Chamber Opera in Two Acts
Music by Thomas Whitman
Libretto by Nathalie Anderson,
after Arthur Conan Doyle's Sherlock Holmes story "A Scandal in Bohemia" (public domain).
Synopsis:
The opera follows the trajectory of Conan Doyle’s Sherlock Holmes story, A Scandal in Bohemia, in which the detective is famously “beaten by a woman’s wit.” Holmes is hired by the King of Bohemia to retrieve compromising documents from an “adventuress,” the operatic soprano Irene Adler, who – the King confides – threatens to ruin his impending marriage by revealing their affair. Adopting various disguises, Holmes spies on the woman in her house; attends what appears to be her wedding, uninvited; and, ultimately, dressed as an eccentric clergyman, sets off a smoke-bomb in her home to discover where she keeps her valuables. In the course of his investigation, Holmes gradually comes to realize that the King’s story doesn’t ring true to the woman’s character. Ultimately, Adler is revealed as an independent and resourceful woman, herself a victim of the King. She sees through Holmes’s disguises and evades him, retaining the documents as protection against the King’s bullying. In the postlude, we see Adler as fully equal to Holmes, and thus a potential partner in romance.
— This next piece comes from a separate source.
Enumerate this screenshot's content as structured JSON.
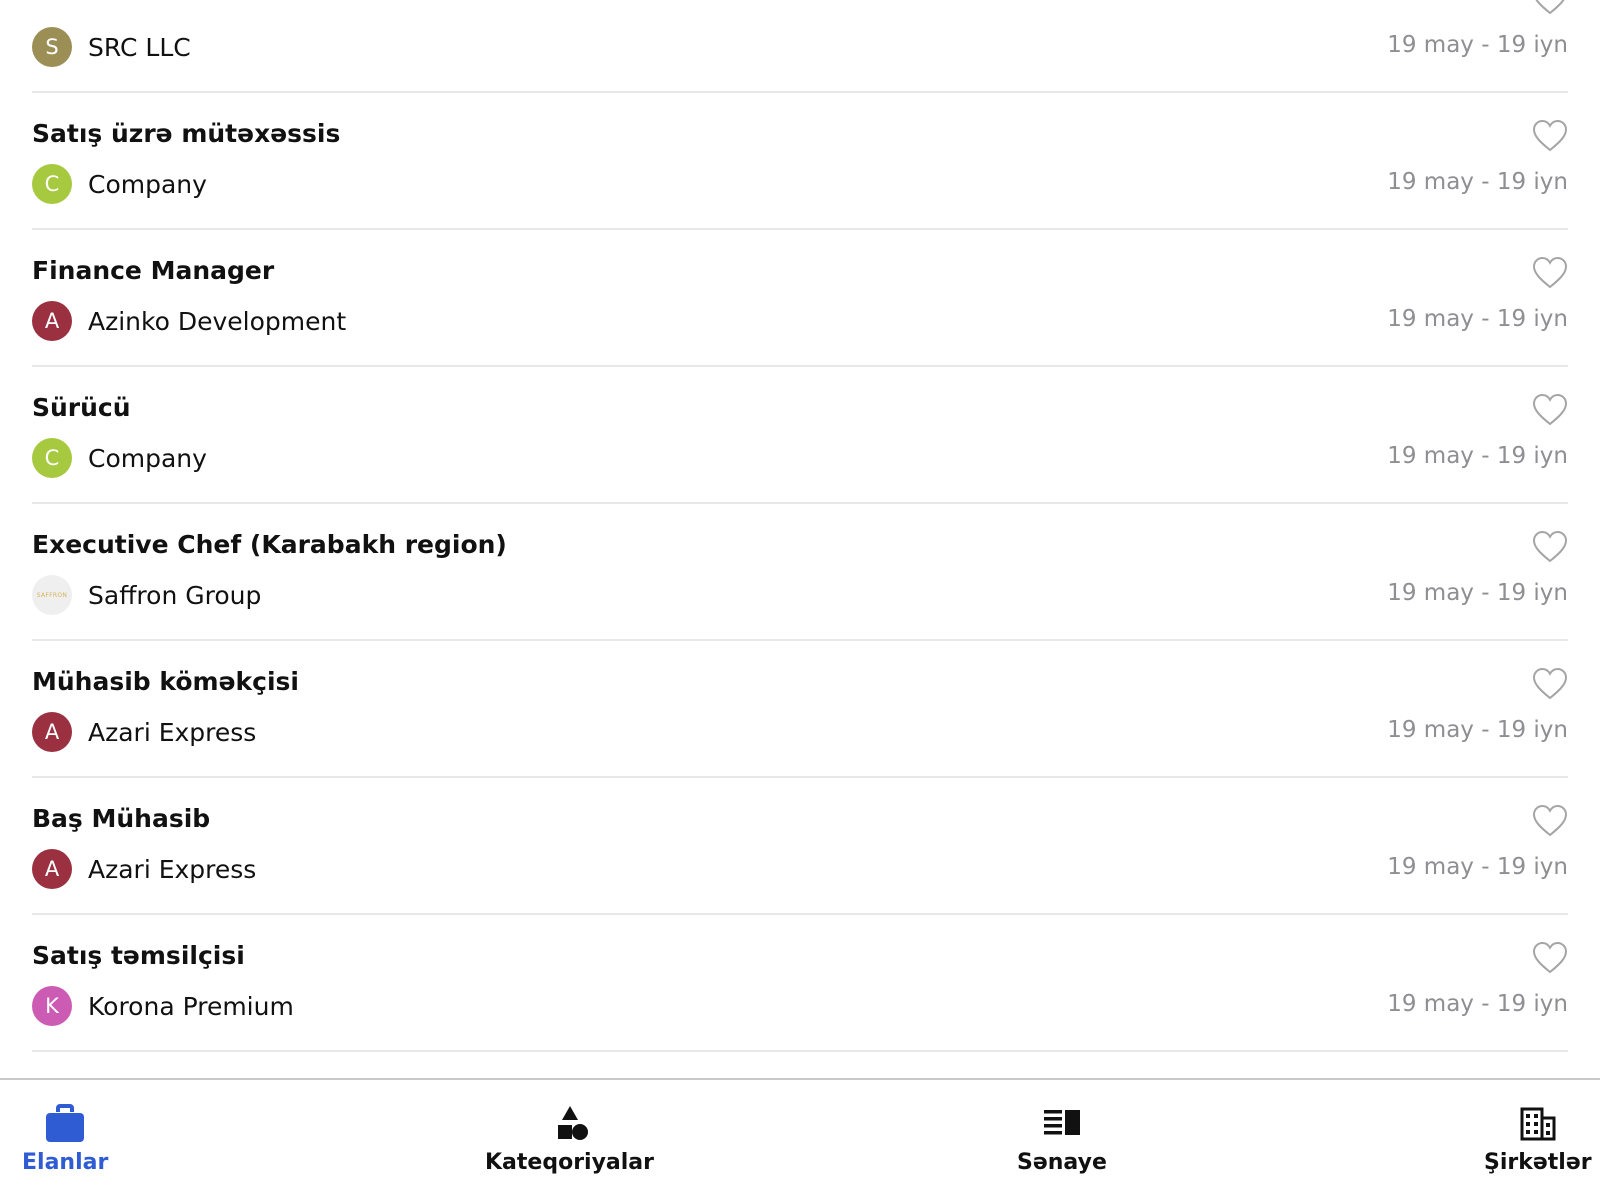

Yet Holmes chooses to remain solitary, unwilling to risk his objectivity through emotional involvement.
Work in Progress. Expected date of completion: summer 2008.
Orchestra 2001 plans to give a semi-staged concert version of this opera in February 2008 at concert venues in Philadelphia and Swarthmore, Pennsylvania. The cast will include vocalists Markus Beam (Sherlock Holmes), Laura Heimes (Irene Adler), Julian Rodescu (The Reader/The King/Minister) and Ben Wager (Watson/Godfrey Norton).